Wollongong Coal being taken to court for its alleged failure to pay rent to the NSW Government comes at a bad time for the miner – it is already being investigated over whether it is a “fit and proper person” to hold a mining licence.
The state’s Resources Regulator announced on Thursday that it was taking legal action to try and recover more than $288,000 in unpaid rent and levies owed to it by Wollongong Coal.
It would be the latest in a string of court issues for the struggling miner, which operates mines at Wongawilli and Russell Vale.
The company has relied on parent company, India’s Jindal Steel and Power group (JPSL), for liquidity as it struggles to make money from its two Illawarra coal mines.
But the issue of whether it is a “fit and proper” corporate “person”, as mining law demands, may provide further problems.

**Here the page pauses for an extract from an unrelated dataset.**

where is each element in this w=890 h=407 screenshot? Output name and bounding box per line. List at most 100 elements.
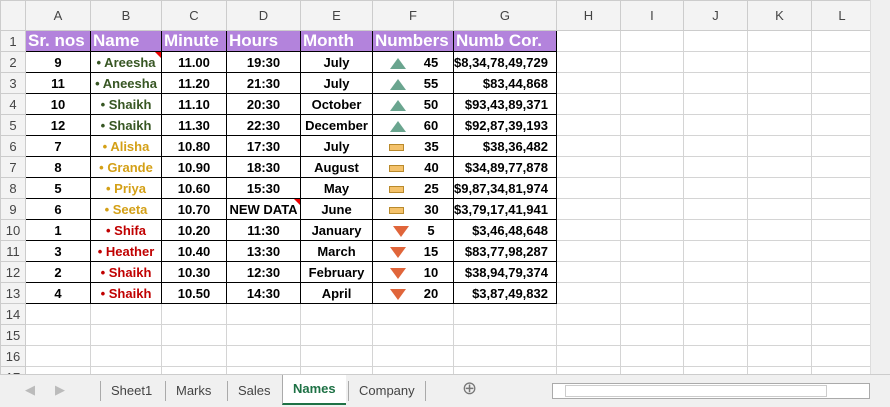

This investigation, began last July by the NSW Resources Regulator’s chief compliance officer, has included financial records and questions about the company’s solvency, according to Resources Minister Don Harwin when the issue was raised in NSW parliament in March.

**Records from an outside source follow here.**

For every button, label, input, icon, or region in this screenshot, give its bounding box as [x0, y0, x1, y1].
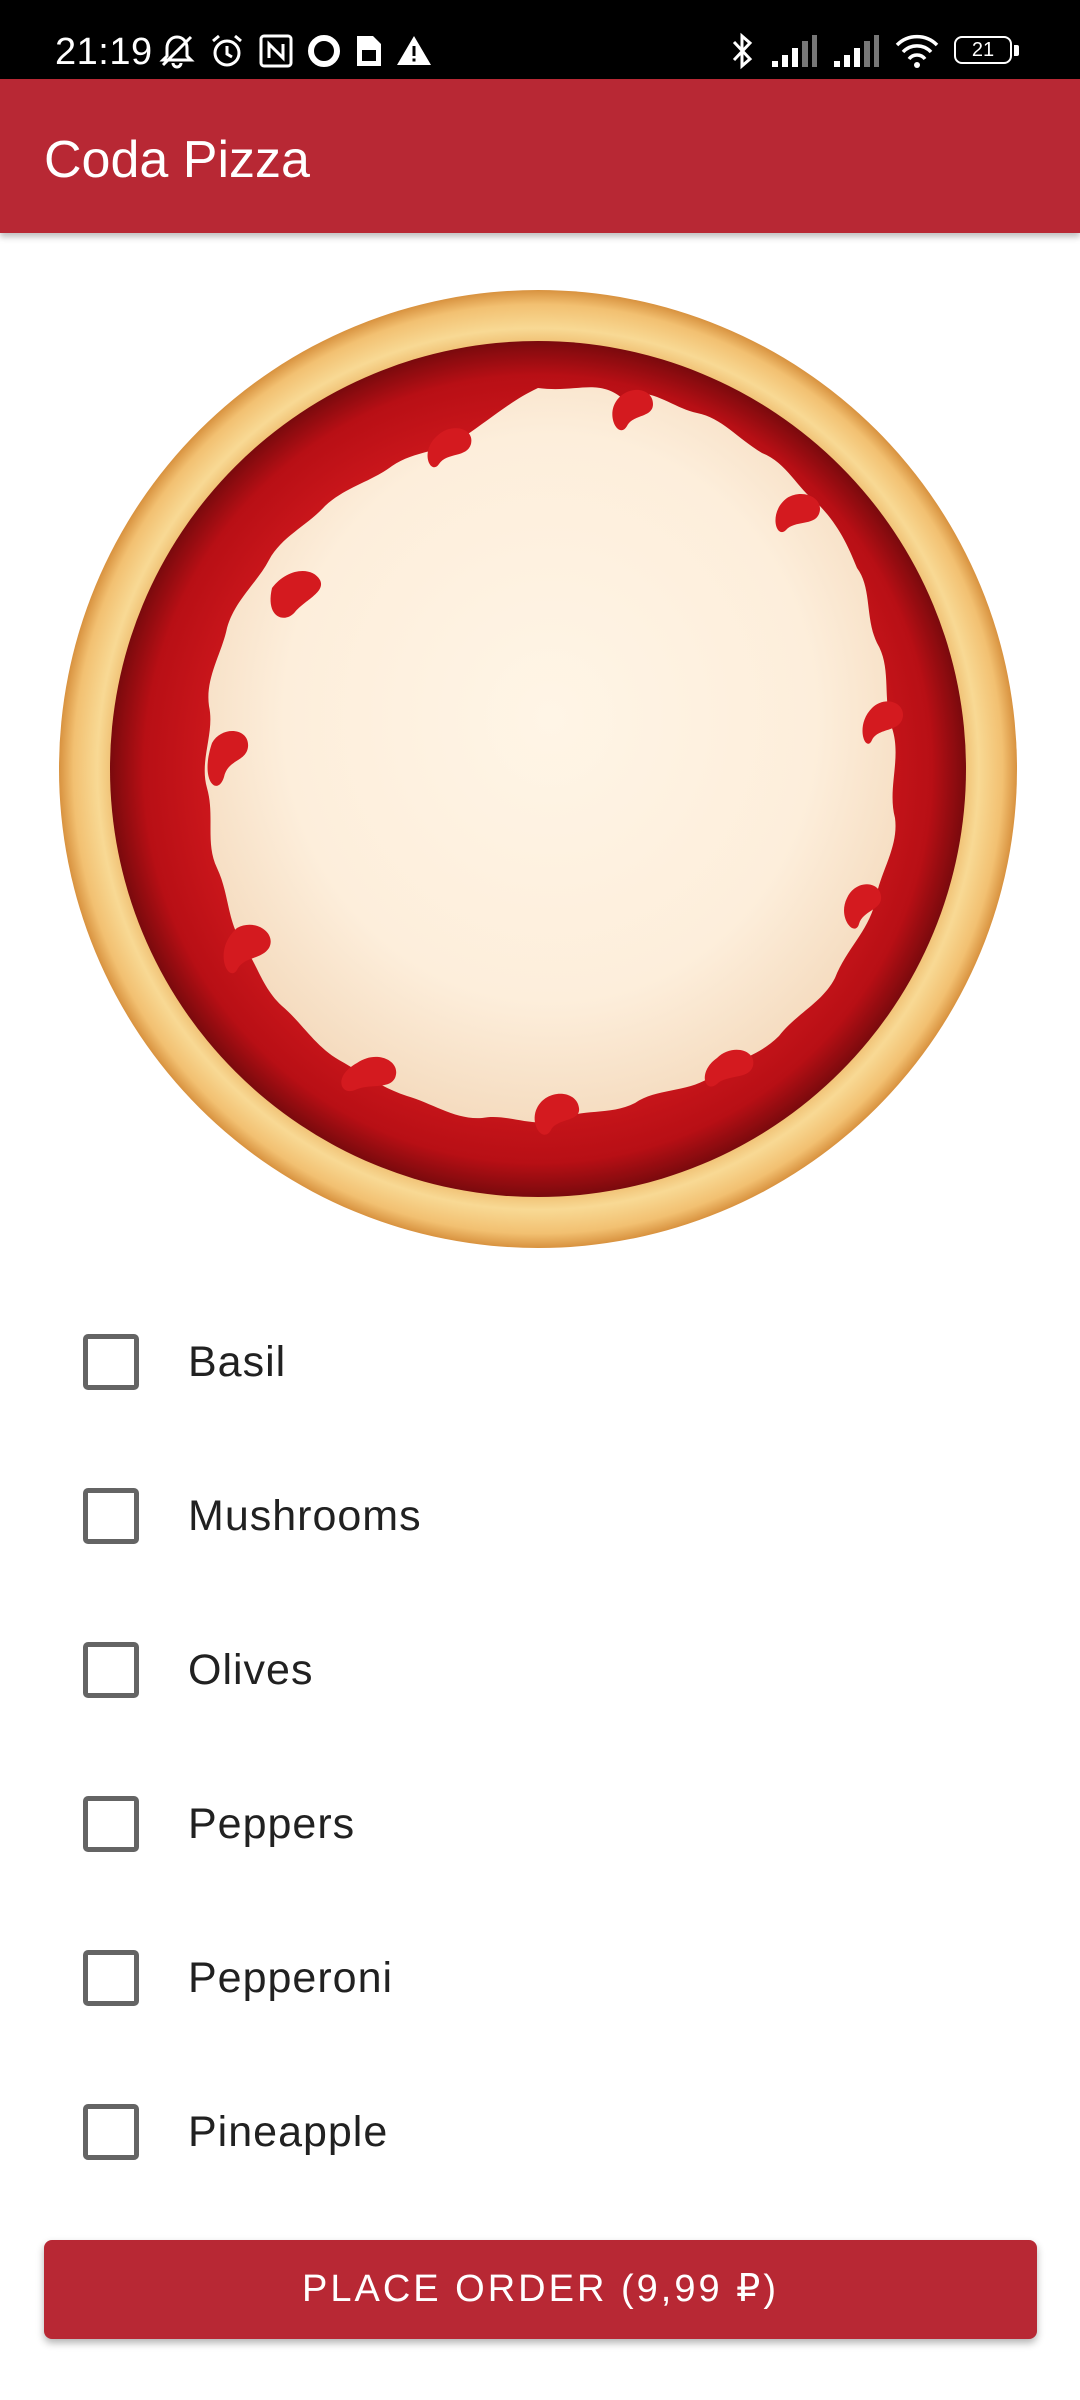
nfc-icon — [259, 34, 293, 68]
topping-item-olives[interactable]: Olives — [0, 1593, 1080, 1747]
muted-bell-icon — [159, 35, 195, 69]
status-right-icons: 21 — [728, 28, 1020, 74]
topping-item-mushrooms[interactable]: Mushrooms — [0, 1439, 1080, 1593]
battery-icon: 21 — [954, 36, 1020, 66]
circle-icon — [308, 35, 340, 67]
checkbox[interactable] — [83, 1488, 139, 1544]
pizza-image — [59, 290, 1017, 1248]
app-title: Coda Pizza — [44, 131, 310, 189]
warning-icon — [397, 36, 431, 65]
status-time: 21:19 — [55, 31, 153, 73]
topping-label: Peppers — [188, 1800, 356, 1848]
signal-icon — [772, 35, 817, 67]
topping-item-pineapple[interactable]: Pineapple — [0, 2055, 1080, 2180]
wifi-icon — [895, 34, 939, 68]
checkbox[interactable] — [83, 2104, 139, 2160]
sim-card-icon — [357, 36, 381, 66]
topping-item-peppers[interactable]: Peppers — [0, 1747, 1080, 1901]
topping-label: Basil — [188, 1338, 287, 1386]
status-bar: 21:19 21 — [0, 0, 1080, 79]
topping-label: Pepperoni — [188, 1954, 394, 2002]
alarm-icon — [212, 34, 242, 67]
place-order-button[interactable]: PLACE ORDER (9,99 ₽) — [44, 2240, 1037, 2339]
checkbox[interactable] — [83, 1950, 139, 2006]
topping-label: Mushrooms — [188, 1492, 422, 1540]
screen: 21:19 21 Coda Pizza Basil Mushrooms Oliv… — [0, 0, 1080, 2400]
bluetooth-icon — [732, 32, 753, 70]
toppings-list[interactable]: Basil Mushrooms Olives Peppers Pepperoni… — [0, 1285, 1080, 2180]
topping-item-basil[interactable]: Basil — [0, 1285, 1080, 1439]
checkbox[interactable] — [83, 1642, 139, 1698]
topping-label: Pineapple — [188, 2108, 389, 2156]
app-bar: Coda Pizza — [0, 79, 1080, 233]
topping-item-pepperoni[interactable]: Pepperoni — [0, 1901, 1080, 2055]
topping-label: Olives — [188, 1646, 314, 1694]
checkbox[interactable] — [83, 1796, 139, 1852]
checkbox[interactable] — [83, 1334, 139, 1390]
pizza-preview — [0, 233, 1080, 1263]
status-left-icons — [157, 28, 433, 74]
battery-level: 21 — [971, 39, 995, 61]
signal-icon — [834, 35, 879, 67]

But with no further information since then, Mr Harwin was asked again on June 1 about the investigation.
Mr Harwin said he had asked for an update on the investigation, noting that a JPSL director had been investigation for alleged corruption in India, and “in light of recent events” an update was appropriate.
How the court development affects the “fit and proper” investigation remains to be seen.
The Resources Regulator is part of the Department of Planning and Environment. It was created so as to show a separation between the departmental units responsible for regulating mines, and those which focus on industry development.
When the Mercury revealed the “fit and proper” investigation last year, Wollongong Coal said the allegations were “baseless” but claimed it could not comment further.
Wollongong Coal has yet to update shareholders on the most recent legal action via its announcement page on the Australian Securities Exchange.
The penalty for breaching the Mining Act section is up to $11,000 for a corporation
The company did not respond to the Mercury’s requests for comment for this story.